Mario Brouillette souligne que le secteur des bijoux n’échappe pas aux turbulences touchant le commerce de détail. « Comme le disait récemment Peter Simons, je peux rencontrer les prix, mais si j’ai 15 % de différence en taxes, les gens vont acheter sur Amazon. Ils ne sont pas fous », a plaidé l’ex-président de la défunte Société de développement commercial du centre-ville de Granby.

Une retraite partielle

La boutique familiale est bien évidemment porteuse de nombreux souvenirs pour M. Brouillette. « Dès l’âge de 12 ans, j’ai commencé à venir aider mon père chaque Noël, a-t-il raconté.
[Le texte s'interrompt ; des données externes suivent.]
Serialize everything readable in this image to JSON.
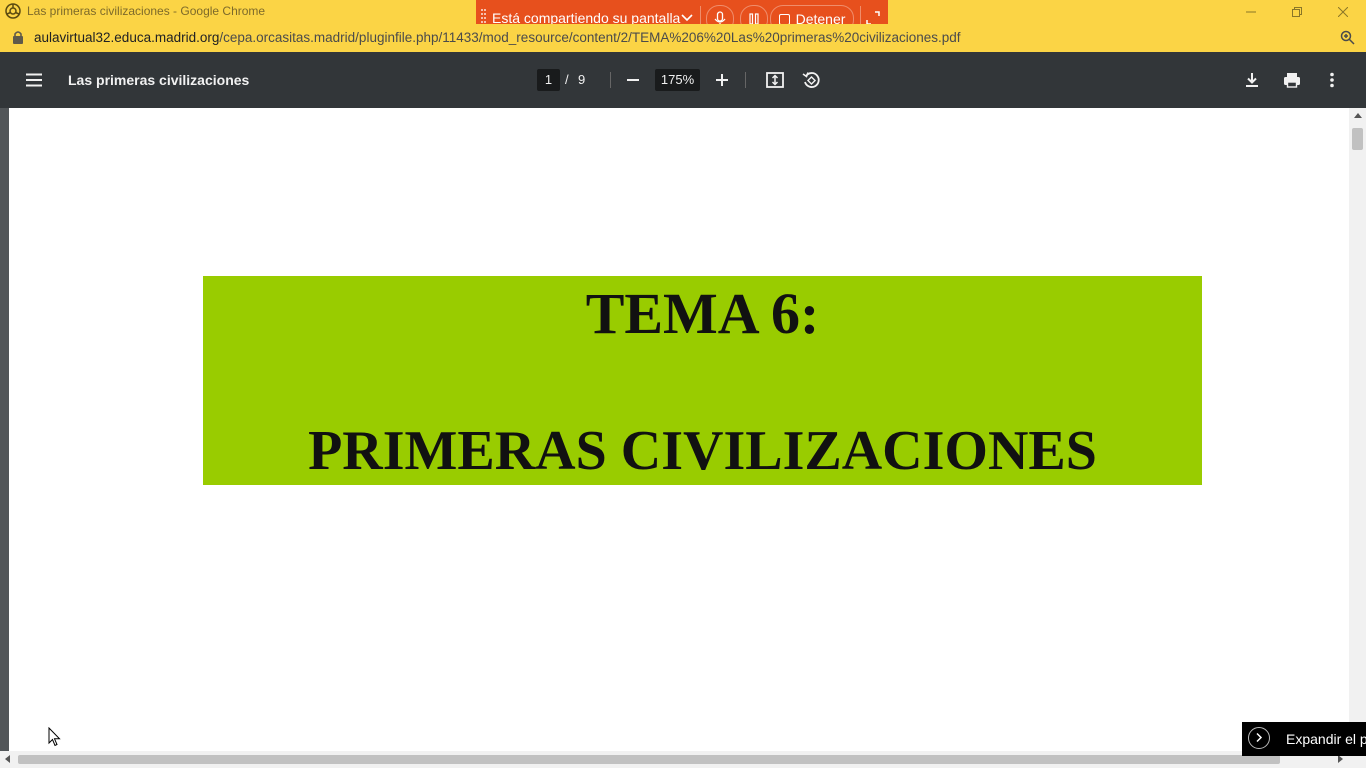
{
  "window": {
    "title": "Las primeras civilizaciones - Google Chrome"
  },
  "share_bar": {
    "status_text": "Está compartiendo su pantalla",
    "stop_label": "Detener"
  },
  "address": {
    "url_host": "aulavirtual32.educa.madrid.org",
    "url_path": "/cepa.orcasitas.madrid/pluginfile.php/11433/mod_resource/content/2/TEMA%206%20Las%20primeras%20civilizaciones.pdf"
  },
  "pdf_toolbar": {
    "doc_title": "Las primeras civilizaciones",
    "current_page": "1",
    "page_separator": "/",
    "total_pages": "9",
    "zoom": "175%"
  },
  "document": {
    "heading_line1": "TEMA 6:",
    "heading_line2": "PRIMERAS CIVILIZACIONES",
    "banner_color": "#99cc00"
  },
  "side_panel": {
    "expand_label": "Expandir el pa"
  },
  "colors": {
    "titlebar": "#fbd445",
    "sharebar": "#e7501d",
    "pdf_toolbar": "#323639"
  },
  "icons": [
    "app-icon",
    "minimize-icon",
    "maximize-icon",
    "close-icon",
    "drag-handle-icon",
    "chevron-down-icon",
    "microphone-icon",
    "pause-icon",
    "stop-icon",
    "expand-icon",
    "lock-icon",
    "zoom-icon",
    "menu-icon",
    "zoom-out-icon",
    "zoom-in-icon",
    "fit-page-icon",
    "rotate-icon",
    "download-icon",
    "print-icon",
    "more-options-icon",
    "arrow-right-circle-icon",
    "mouse-cursor-icon"
  ]
}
Un Noël sans travailler, je ne vois pas ça comme un répit. Même que je suis un peu anxieux, je ne sais pas ce que je vais faire... »

Il faut dire que la retraite du populaire bijoutier ne sera que partielle, puisqu’il souhaite garder ouvert son atelier de réparation — une pratique qu’il « adore » — à raison de trois jours par semaine. Si la demande finit par s’estomper, il songera alors à louer la bâtisse dont il est également propriétaire. « J’ai un seul boss, et ce sont mes clients. S’ils ne viennent plus me voir, je vais mettre la clé sous la porte. »

Mario Brouillette l’admet volontiers : il ne sait trop ce que le futur lui réserve. « Moi, j’ai travaillé toute ma vie. Je ne joue pas au golf. Je ne vais pas à la pêche ni à la chasse. Je n’aime pas la Floride. Mais je vais bien me trouver quelque chose ! » N’empêche que les propriétaires de bijoux n’ont pas à s’inquiéter outre mesure. S’ils ont besoin d’une réparation ou d’un ajustement, Mario Brouillette ne devrait pas abandonner son atelier de la rue Principale de sitôt...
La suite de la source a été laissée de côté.